Authenticity ensures that the identity of a user is verified accurately before granting the access to systems or data. There are several types of attacks that is used to compromise passwords.

Offline attacks

Offline attacks occur when an attack gains access to a database of hashed or encrypted passwords and attempts to crack them without interacting with the authentication system directly.

  • Attack vector
    • The attacker has access to the hashed passwords, often through a data breach or exploit.
  • Speed
    • The speed is limited to the attacker’s computational resources, the attacker can use powerful hardware to perform rapid computation.
  • Methods
    • Brute force: Trying many password combinations until one works, limited by account lockouts.
    • Dictionary attack: Crack passwords by systematically entering every password in a precompiled list, which contains common passwords, phrases, or previously breached passwords.
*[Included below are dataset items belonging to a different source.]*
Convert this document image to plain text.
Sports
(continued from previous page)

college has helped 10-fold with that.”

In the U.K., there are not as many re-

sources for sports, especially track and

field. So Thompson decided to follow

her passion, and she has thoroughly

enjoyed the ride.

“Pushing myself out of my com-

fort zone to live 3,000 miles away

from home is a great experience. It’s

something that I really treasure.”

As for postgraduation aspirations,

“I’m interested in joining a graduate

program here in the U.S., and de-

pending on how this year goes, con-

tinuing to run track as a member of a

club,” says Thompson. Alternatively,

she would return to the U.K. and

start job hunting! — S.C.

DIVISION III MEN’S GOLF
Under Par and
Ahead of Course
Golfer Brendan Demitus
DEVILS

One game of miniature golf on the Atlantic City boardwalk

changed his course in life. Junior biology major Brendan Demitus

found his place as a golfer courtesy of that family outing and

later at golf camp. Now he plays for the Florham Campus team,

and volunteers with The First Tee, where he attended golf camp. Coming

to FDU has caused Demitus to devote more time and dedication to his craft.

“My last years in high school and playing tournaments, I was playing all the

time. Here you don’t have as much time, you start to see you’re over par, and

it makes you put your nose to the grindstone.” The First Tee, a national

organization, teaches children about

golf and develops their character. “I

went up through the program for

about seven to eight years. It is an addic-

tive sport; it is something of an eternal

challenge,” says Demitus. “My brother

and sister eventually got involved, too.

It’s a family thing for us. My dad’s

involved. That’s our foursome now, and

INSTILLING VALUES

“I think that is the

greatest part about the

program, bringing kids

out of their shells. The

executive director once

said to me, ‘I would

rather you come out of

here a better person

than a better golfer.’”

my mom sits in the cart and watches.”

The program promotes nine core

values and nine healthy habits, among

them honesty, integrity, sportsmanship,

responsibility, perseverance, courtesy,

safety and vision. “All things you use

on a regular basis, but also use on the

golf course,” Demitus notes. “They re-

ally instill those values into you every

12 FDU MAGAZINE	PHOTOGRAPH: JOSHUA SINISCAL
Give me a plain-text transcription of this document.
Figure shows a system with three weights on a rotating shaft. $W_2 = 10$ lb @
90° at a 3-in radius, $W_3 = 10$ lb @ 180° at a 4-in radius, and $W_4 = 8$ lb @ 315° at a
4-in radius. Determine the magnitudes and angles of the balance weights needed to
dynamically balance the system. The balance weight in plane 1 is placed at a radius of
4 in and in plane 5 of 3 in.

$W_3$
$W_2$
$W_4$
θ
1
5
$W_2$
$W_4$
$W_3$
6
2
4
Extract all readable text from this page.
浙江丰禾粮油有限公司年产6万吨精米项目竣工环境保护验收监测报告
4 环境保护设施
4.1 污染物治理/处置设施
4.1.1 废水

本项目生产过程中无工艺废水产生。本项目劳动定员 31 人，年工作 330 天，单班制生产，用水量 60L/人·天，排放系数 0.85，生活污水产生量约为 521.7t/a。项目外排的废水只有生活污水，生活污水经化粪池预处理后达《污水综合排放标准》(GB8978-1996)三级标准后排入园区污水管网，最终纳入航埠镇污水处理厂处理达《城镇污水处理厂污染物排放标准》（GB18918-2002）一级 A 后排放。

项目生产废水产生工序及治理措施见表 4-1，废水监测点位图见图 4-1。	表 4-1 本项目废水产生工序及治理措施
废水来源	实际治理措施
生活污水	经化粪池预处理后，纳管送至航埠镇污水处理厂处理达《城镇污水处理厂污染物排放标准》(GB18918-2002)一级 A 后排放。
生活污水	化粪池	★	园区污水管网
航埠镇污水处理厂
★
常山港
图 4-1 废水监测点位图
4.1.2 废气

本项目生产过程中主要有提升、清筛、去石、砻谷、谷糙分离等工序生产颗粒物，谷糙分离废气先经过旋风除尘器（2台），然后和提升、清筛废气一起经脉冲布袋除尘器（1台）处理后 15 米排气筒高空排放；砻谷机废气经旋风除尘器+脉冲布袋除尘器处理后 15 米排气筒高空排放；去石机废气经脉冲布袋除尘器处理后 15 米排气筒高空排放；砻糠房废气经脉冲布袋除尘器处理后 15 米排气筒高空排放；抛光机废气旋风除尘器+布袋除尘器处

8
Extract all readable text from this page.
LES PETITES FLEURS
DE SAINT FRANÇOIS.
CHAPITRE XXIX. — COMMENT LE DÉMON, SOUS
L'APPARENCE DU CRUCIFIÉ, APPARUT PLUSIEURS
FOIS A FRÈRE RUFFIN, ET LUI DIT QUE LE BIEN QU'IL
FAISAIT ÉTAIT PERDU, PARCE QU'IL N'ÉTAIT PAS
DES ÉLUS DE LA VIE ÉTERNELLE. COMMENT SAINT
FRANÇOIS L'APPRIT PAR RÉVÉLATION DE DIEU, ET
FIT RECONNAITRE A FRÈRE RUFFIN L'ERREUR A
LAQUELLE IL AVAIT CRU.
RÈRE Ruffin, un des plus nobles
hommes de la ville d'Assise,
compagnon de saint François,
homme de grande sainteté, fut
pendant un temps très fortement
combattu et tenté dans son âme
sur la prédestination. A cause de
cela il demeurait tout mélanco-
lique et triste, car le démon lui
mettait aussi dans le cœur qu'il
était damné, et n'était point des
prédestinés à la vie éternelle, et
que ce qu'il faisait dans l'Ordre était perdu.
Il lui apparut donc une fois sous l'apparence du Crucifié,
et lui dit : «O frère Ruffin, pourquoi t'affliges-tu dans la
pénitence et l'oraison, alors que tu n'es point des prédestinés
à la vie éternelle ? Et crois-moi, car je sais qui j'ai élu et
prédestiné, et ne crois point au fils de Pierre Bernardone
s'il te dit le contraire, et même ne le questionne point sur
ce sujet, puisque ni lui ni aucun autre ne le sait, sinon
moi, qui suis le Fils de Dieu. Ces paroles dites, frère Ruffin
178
It is less effective against complex, unique passwords.
    • Rainbow attack: Use tables of plaintext passwords and their corresponding hash values to reverse cryptographic hash functions and find the original plaintext passwords. When a hash is obtained (e.g. from a database breach), the attacker searches the rainbow table for the corresponding plaintext password. It is ineffective when the passwords are hashed with salts.

Online attacks

The attacker interacting with the authentication system try to exploit web system’s weak authentication controls to gain unauthorised access.

  • Attack vector
    • The attacker interact directly with the login interface and target system.
  • Speed
    • Generally slower due to rate limiting, account lockouts, and network latency.
  • Methods
    • Brute force: Trying many password combinations until one works, limited by account lockouts.
    • Credential stuffing: Using known username/password pairs from other breaches, assumes most people reuse the same credentials on multiple sites.
    • Password spraying: Try a few common passwords across many accounts to avoid lockouts.

Preventive measures

Salting passwords

A salt is a random value concatenated to the plaintext before hashing, each password has a unique salt. The same password will produce different hashes due to unique the salt. Attackers need to generate a separate rainbow table for each possible salt value, which is computationally infeasible. The salting process can be described as below:

Password:   "pw1234"
Salt:       "yrtZd"
Hash Value: hash("pw1234" + "yrtZd")

Password salting is effective against the rainbow table attack.

Multi-Factor Authentication (MFA)

MFA requires additional factors beyond just username and password for authentication, such as a code from a mobile app, a fingerprint, or a hardware token. Even if an attacker manages to crack the password, they will still need other factors to gain access.